David stopped and stood gazing ahead of him thoughtfully; when he continued his voice was lower and more solemn. “These things are almost too sacred to talk of, Helen,” he said; “but there is one doubt that I have known about this, one thing that has made me wonder if there ought not to be another world after all. I never sympathized with any man’s longing for heaven, but I can understand how a man might be haunted by some fearful baseness of his own self,—something which long years of effort had taught him he could not ever expiate by the strength of his own heart,—and how he could pray that there might be some place where rightness might be won at last, cost what it would.”
The man’s tone had been so strange as he spoke that it caused Helen to start; suddenly she came closer to him and put her hands upon his shoulders and gazed into his eyes. “David,” she whispered, “listen to me a moment.”
“Yes, dear,” he said, “what is it?”
“Was it because of yourself that you said those words?”
He was silent for a moment, gazing into her anxious eyes; then he bowed his head and said in a faint voice, “Yes, dear, it was because of myself.”
And the girl, becoming suddenly very serious, went on, “Do you remember, David, a long time ago—the time that I was leaving Aunt Polly’s—that you told me how you knew what it was to have something very terrible on one’s conscience? I have not ever said anything about that, but I have never forgotten it. Was it that that you thought of then?”
“Yes, dear, it was that,” answered the other, trembling slightly.
Helen stooped down upon her knees and put her arms about him, gazing up pleadingly into his face. “Dearest David,” she whispered, “is it right to refuse to tell me about that sorrow?”
There was a long silence, after which the man replied slowly, “I have not ever refused to tell you, sweetheart; it would be very fearful to tell, but I have not any secrets from you; and if you wished it, you should know. But, dear, it was long, long ago, and nothing can ever change it now. It would only make us sad to know it, so why should we talk of it?”
He stopped, and Helen gazed long and earnestly into his face. “David,” she said, “it is not possible for me to imagine you ever doing anything wrong, you are so good.”
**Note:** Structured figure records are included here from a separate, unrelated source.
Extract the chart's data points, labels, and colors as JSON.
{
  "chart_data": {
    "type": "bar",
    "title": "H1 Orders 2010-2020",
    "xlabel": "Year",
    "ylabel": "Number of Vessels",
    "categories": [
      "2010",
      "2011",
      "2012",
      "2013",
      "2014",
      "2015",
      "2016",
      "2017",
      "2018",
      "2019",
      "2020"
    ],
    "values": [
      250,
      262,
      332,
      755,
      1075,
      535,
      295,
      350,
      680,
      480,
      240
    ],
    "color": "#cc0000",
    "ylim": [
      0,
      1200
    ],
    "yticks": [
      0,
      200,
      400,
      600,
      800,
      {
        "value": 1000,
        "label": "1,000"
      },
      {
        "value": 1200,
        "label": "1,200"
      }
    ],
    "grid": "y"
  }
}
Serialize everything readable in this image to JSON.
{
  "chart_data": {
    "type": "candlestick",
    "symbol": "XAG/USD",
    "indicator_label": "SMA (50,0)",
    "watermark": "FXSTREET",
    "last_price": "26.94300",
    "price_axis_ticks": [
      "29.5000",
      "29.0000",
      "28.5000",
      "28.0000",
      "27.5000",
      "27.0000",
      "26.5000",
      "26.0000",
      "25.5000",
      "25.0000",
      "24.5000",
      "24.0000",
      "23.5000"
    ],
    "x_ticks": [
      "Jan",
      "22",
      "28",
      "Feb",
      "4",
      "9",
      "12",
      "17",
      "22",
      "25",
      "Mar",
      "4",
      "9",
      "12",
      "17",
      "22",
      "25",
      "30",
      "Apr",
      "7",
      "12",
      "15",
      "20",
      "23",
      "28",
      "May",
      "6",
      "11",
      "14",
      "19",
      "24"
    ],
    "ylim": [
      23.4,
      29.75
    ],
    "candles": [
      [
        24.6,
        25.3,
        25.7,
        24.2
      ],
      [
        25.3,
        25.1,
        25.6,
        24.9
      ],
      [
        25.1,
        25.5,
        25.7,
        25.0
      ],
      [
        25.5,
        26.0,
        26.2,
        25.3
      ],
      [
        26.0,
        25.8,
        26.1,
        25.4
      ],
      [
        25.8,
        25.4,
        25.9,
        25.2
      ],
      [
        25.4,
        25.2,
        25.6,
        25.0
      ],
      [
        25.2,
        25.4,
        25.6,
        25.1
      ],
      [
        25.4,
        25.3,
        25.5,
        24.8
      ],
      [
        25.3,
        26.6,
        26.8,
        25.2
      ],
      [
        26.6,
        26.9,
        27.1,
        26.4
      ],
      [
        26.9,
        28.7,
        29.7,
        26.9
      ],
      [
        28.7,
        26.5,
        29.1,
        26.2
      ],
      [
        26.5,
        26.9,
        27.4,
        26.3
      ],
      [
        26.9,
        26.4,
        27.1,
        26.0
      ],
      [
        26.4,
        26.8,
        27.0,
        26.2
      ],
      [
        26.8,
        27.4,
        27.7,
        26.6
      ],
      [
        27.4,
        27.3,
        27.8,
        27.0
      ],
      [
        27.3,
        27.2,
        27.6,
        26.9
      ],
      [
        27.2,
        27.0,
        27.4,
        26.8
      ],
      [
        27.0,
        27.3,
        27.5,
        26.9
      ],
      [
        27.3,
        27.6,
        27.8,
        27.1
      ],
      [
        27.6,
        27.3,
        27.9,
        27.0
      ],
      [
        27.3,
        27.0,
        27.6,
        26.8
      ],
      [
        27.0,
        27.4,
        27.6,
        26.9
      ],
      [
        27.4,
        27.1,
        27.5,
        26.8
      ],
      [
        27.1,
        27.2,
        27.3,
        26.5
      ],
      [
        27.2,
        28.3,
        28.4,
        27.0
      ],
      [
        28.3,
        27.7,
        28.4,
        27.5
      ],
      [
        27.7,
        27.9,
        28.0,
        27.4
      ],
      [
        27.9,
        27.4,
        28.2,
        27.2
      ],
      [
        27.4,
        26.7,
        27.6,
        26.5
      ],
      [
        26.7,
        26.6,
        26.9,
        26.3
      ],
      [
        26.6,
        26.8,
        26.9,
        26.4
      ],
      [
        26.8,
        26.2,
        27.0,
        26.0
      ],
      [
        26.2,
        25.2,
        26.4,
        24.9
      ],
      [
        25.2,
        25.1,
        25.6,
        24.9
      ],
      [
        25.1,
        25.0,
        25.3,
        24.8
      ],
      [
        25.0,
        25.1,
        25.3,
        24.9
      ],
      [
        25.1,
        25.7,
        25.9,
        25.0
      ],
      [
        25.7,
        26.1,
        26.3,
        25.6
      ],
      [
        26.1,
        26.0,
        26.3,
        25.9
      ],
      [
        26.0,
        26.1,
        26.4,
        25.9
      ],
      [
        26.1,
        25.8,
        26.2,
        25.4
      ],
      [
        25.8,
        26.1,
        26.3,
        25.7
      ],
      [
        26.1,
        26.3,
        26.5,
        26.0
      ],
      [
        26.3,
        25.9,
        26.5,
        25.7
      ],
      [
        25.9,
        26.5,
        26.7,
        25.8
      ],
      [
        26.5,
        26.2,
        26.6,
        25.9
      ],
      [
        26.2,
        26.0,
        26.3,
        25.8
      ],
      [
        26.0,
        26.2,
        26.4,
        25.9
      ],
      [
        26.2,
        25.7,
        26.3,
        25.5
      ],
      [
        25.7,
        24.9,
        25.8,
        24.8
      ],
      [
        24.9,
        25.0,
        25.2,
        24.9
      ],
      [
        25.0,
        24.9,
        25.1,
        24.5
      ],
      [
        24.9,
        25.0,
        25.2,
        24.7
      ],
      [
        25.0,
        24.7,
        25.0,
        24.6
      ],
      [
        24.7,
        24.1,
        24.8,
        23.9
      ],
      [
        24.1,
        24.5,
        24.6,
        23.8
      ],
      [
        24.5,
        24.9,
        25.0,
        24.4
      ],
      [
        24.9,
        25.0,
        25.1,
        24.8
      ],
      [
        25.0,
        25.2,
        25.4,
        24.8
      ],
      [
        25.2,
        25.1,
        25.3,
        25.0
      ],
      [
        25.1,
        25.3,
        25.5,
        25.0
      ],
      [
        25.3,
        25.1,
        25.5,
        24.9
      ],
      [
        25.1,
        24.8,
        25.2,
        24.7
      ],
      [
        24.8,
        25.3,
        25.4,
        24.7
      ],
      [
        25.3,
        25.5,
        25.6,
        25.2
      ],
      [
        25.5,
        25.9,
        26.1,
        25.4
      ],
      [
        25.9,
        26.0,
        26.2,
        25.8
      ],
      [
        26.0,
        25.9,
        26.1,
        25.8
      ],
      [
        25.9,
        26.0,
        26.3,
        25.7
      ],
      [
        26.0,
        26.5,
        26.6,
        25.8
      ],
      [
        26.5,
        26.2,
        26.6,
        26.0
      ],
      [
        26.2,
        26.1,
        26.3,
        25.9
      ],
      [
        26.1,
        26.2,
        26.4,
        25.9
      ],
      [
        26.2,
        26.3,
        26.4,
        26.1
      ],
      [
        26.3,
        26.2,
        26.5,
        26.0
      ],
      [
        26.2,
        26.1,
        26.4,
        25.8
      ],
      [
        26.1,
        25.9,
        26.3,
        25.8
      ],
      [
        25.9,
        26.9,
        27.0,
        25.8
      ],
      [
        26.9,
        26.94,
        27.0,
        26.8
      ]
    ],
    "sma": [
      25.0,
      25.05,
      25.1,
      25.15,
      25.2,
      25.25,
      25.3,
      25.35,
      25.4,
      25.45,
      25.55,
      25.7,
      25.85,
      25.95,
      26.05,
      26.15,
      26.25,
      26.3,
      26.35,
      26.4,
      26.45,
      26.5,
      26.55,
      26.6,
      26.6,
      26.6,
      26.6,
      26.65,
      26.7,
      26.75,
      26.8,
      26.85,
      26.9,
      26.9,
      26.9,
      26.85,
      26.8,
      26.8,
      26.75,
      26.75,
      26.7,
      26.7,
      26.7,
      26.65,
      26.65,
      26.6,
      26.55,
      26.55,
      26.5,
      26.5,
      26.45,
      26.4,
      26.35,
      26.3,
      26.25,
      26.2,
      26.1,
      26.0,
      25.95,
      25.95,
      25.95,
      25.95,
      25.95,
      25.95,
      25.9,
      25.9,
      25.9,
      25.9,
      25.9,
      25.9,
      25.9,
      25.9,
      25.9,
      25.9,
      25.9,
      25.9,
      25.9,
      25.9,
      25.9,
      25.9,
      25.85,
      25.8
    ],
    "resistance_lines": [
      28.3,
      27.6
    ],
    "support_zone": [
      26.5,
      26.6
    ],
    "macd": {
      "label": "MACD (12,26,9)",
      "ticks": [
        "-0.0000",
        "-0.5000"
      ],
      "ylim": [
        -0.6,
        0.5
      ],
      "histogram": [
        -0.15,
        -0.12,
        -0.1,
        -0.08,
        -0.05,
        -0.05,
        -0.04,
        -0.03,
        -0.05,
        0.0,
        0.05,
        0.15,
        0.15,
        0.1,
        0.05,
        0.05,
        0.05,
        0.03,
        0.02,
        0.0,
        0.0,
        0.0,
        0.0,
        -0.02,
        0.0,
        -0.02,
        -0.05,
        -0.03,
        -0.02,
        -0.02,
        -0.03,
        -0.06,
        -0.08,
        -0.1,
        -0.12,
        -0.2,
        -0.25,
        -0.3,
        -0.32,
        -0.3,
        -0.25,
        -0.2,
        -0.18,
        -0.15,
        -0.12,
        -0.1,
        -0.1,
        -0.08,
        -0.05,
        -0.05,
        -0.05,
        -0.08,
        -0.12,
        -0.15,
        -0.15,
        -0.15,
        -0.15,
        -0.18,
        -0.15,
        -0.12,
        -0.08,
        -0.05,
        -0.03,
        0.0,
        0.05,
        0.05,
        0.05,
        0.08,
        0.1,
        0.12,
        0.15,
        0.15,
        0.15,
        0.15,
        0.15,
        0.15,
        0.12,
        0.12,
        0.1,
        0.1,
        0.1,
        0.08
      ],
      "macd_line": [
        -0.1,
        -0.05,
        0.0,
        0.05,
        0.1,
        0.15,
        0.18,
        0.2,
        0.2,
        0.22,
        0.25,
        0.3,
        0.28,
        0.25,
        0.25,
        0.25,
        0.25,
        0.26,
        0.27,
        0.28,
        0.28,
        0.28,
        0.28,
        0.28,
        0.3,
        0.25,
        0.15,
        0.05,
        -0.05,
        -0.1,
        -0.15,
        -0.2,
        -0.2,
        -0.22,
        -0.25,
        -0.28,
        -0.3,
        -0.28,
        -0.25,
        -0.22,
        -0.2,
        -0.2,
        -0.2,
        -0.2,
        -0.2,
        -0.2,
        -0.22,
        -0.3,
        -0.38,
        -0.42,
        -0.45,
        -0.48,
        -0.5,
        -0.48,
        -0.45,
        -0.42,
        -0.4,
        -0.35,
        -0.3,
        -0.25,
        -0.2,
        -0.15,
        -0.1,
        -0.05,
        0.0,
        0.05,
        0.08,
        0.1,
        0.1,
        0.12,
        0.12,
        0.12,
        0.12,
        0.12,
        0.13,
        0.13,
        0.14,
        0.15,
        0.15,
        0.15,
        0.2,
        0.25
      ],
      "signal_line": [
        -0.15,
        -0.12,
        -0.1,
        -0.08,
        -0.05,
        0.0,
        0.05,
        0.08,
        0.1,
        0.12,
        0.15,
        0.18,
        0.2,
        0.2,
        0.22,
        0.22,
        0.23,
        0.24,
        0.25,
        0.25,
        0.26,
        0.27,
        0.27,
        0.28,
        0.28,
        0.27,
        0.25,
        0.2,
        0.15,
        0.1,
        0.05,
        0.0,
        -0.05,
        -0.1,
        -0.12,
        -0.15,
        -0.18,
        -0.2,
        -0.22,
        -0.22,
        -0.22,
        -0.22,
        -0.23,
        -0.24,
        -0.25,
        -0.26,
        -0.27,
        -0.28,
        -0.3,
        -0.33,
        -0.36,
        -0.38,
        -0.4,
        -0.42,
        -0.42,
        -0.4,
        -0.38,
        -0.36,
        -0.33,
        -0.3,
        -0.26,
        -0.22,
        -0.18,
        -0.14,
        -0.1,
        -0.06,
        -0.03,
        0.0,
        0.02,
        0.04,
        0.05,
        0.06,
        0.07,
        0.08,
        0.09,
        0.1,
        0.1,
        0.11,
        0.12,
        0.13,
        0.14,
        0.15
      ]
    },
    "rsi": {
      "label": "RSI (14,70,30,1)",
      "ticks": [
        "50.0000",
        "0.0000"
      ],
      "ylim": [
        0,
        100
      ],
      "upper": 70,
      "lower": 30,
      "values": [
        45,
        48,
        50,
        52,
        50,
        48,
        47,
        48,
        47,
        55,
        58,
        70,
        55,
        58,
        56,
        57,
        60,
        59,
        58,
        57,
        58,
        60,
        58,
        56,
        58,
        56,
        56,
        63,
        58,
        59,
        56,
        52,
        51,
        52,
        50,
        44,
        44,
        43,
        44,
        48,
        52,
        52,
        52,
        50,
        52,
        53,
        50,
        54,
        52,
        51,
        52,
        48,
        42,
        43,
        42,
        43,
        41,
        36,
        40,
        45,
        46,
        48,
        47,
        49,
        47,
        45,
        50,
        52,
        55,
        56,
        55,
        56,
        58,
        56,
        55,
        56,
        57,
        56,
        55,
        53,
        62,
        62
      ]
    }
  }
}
“Perhaps,” said David, “it is because you are so good yourself.” But Helen interrupted him at that with a quick rejoinder: “Do you forget that I too have a sorrow upon my conscience?” Afterwards, as she saw that the eager remark caused the other to smile in spite of himself, she checked him gravely with the words, “Have you really forgotten so soon? Do you suppose I do not ever think now of how I treated poor Arthur, and how I drove away from me the best friend of my girlhood? He wrote me that he would think of me no more, but, David, sometimes I wonder if it were not just an angry boast, and if he might not yet be lonely and wretched, somewhere in this great cold world where I cannot ever find him or help him.”